Au Nom de Jésus, crevons les bulles !

Lecture : « Ainsi, vous n’êtes plus des étrangers (…) vous êtes de la famille de Dieu » (Eph.2v19. TOB).

Vous vivez certainement cette phase où, dans votre église locale ou votre paroisse, le rush de la rentrée est en train de passer : les activités sont lancées, les formations diverses bien avancées et l’annonce de la Bonne Nouvelle (re)déployée dans toute son ampleur. Pour un peu, nous serions déjà dans la période de Noël, avant d’avoir pris le temps de vivre l’Automne !

C’est pourquoi nous serions bien plus inspirés de répondre « présent », en étant pleinement et vraiment là où Notre Dieu nous appelle ; et d’apprendre, pour l’avenir, à ne plus vivre dans l’agitation, sachant que, comme nous le rappelle ce bon vieux Soren Kierkegaard (1813-1855), « de tout ce qui est ridicule dans ce monde ridicule, rien n’est plus ridicule que de s’agiter »(1).
En effet, lorsque notre course est si intense que nos pensées sont constamment occupées par les problèmes passés ou futurs, nous prenons le risque de devenir des étrangers pour ceux qui vivent avec nous. Avez-vous remarqué que les préoccupations construisent une bulle qui nous isole même quand nous sommes avec ceux que nous aimons ? Elles forment en nous un brouillard qui parasite les communications et nous éloigne les uns des autres…

Bientôt, si nous n’y prenons pas garde, nous ne serons plus des frères et des sœurs dans nos maisons, ni des parents et des enfants, ni mari et femme, ni même des étrangers, mais des ennemis.
Ce phénomène est une réalité dans nos foyers mais aussi dans notre relation avec Dieu. Ephésiens 2v22 nous rappelle fort opportunément que « c’est dans l’union avec (Christ), que (nous faisons)partie (nous) aussi de la construction pour devenir avec tous les autres la maison où Dieu habite par son Esprit ». C’est donc ensemble que nous faisons partie d’une même maison. Mais habitons-nous réellement cette maison avec Dieu, Notre Père, ou bien sommes-nous là « sans être là », enfermés dans nos bulles de stress ?

Dieu nous donne, comme autant de cadeaux, des frères et des sœurs qui nous sont précieux : allons-nous partager avec eux nos vies et l’amour de Christ ? Allons-nous, avec Jésus, abattre les murs de séparation pour découvrir en l’autre qui est différent une pierre importante pour l’édifice que l’Esprit construit, un frère que je peux soutenir ?
Car Christ « est notre paix : de ce qui était divisé, il a fait une unité. Dans sa chair, il a détruit le mur de séparation : la haine » (Eph.2v14). En Lui, nous pouvons vivre la paix – c’est-à-dire, non pas l’absence de ce qui nous dérange, mais l’établissement de ce qui est bon et juste – mais aussi l’unité : d’abord avec Notre Père Céleste, mais aussi dans nos foyers et au sein de la grande famille qu’est l’Eglise, corps de Christ.

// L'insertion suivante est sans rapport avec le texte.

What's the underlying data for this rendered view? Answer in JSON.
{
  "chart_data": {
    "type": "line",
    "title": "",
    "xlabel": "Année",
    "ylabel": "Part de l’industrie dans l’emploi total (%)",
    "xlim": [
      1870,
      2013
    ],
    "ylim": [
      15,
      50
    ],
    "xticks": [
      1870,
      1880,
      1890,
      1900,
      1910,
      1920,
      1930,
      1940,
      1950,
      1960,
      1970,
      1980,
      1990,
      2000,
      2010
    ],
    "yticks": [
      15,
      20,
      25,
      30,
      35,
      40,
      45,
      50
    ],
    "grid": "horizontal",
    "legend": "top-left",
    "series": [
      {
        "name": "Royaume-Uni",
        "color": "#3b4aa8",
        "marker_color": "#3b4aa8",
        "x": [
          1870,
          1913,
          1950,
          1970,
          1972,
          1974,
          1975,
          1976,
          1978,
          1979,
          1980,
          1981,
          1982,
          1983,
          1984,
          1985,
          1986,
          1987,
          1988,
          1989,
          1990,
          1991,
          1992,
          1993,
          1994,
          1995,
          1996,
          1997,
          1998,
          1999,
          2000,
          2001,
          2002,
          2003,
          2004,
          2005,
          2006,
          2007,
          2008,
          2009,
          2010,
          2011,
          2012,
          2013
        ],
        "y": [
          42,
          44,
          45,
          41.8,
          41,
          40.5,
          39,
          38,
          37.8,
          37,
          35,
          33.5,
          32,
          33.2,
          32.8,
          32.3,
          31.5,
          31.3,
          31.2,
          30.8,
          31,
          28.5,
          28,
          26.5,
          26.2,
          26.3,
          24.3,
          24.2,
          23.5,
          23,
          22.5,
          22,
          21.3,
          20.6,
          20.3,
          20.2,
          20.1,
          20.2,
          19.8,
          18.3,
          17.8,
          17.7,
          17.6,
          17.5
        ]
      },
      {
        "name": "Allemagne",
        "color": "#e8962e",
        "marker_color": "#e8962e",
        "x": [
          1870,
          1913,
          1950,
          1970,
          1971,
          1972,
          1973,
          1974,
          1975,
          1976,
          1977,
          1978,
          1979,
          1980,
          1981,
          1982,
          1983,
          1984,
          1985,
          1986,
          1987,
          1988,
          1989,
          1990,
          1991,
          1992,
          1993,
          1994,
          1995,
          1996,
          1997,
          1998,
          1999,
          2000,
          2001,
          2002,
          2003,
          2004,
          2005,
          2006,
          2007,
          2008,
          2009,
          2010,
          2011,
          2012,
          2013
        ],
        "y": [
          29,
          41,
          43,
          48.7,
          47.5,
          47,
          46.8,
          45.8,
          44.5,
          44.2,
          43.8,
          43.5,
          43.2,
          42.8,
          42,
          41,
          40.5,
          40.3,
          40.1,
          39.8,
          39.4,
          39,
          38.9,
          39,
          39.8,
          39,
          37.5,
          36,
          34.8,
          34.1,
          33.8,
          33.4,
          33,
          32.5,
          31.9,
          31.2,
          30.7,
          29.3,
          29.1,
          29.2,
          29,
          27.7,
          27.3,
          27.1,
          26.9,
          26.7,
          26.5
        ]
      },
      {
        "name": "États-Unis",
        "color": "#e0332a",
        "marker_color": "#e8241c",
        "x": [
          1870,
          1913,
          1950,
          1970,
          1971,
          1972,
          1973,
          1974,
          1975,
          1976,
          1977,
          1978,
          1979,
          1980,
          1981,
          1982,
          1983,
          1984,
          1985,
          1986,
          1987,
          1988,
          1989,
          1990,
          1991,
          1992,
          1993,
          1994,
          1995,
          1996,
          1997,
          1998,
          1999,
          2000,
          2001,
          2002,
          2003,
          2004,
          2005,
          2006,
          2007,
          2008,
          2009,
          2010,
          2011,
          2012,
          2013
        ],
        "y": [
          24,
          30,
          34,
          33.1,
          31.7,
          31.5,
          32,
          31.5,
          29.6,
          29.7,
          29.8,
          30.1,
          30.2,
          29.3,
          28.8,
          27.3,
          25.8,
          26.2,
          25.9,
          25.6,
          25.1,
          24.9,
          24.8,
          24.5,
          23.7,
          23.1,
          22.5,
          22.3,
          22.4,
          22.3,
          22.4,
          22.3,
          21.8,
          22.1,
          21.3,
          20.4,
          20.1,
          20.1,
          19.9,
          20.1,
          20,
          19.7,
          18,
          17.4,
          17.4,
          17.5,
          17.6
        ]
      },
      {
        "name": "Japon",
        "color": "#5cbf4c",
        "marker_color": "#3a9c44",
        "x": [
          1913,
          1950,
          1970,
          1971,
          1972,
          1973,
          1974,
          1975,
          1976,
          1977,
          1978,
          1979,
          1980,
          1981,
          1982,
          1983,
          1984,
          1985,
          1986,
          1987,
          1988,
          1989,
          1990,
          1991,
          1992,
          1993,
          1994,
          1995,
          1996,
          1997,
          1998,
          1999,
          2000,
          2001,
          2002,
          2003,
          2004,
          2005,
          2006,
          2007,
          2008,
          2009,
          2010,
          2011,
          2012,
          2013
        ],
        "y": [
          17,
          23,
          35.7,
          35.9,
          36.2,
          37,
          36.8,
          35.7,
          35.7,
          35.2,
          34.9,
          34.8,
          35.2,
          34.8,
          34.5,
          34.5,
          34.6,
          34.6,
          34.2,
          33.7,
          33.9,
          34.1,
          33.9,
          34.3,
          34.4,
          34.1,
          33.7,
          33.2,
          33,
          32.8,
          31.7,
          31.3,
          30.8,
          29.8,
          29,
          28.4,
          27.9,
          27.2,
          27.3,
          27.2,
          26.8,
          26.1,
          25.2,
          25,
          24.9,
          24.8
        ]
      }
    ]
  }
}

Ceci dit, par où commencer ? A ce sujet, les Evangiles considèrent que le premier jour de la semaine n’est pas le lundi mais le dimanche (Luc 24v1). Et si, finalement, la saison 2017-2018 de notre église ou paroisse locale, ne commençait pas en septembre mais en juillet, un mois marqué par les temps fraternels de nos fêtes d’église et le début du repos estival ? Et si cette nouvelle saison était marquée, au Nom de Jésus, par l’explosion des bulles, la dissipation des brouillards et l’abattement des murs ? C’est ainsi que nous pourrons vivre, non plus en étrangers, mais en frères et sœurs, membres d’une même famille s’aimant les uns les autres comme Jésus nous a aimés et aimant être ensemble.

 

[Texte adapté d’après Thomas Keller, pasteur. « Vous n’êtes plus des étrangers (…) vous êtes de la famille de Dieu » IN La Flamme, lettre de l’Eglise protestante unie du Marais, Automne-Hiver 2017]

 

Notes : 

(1) Citation tirée de « Ou bien, ou bien », de S. Kierkegaard. Gallimard (Tel), p22.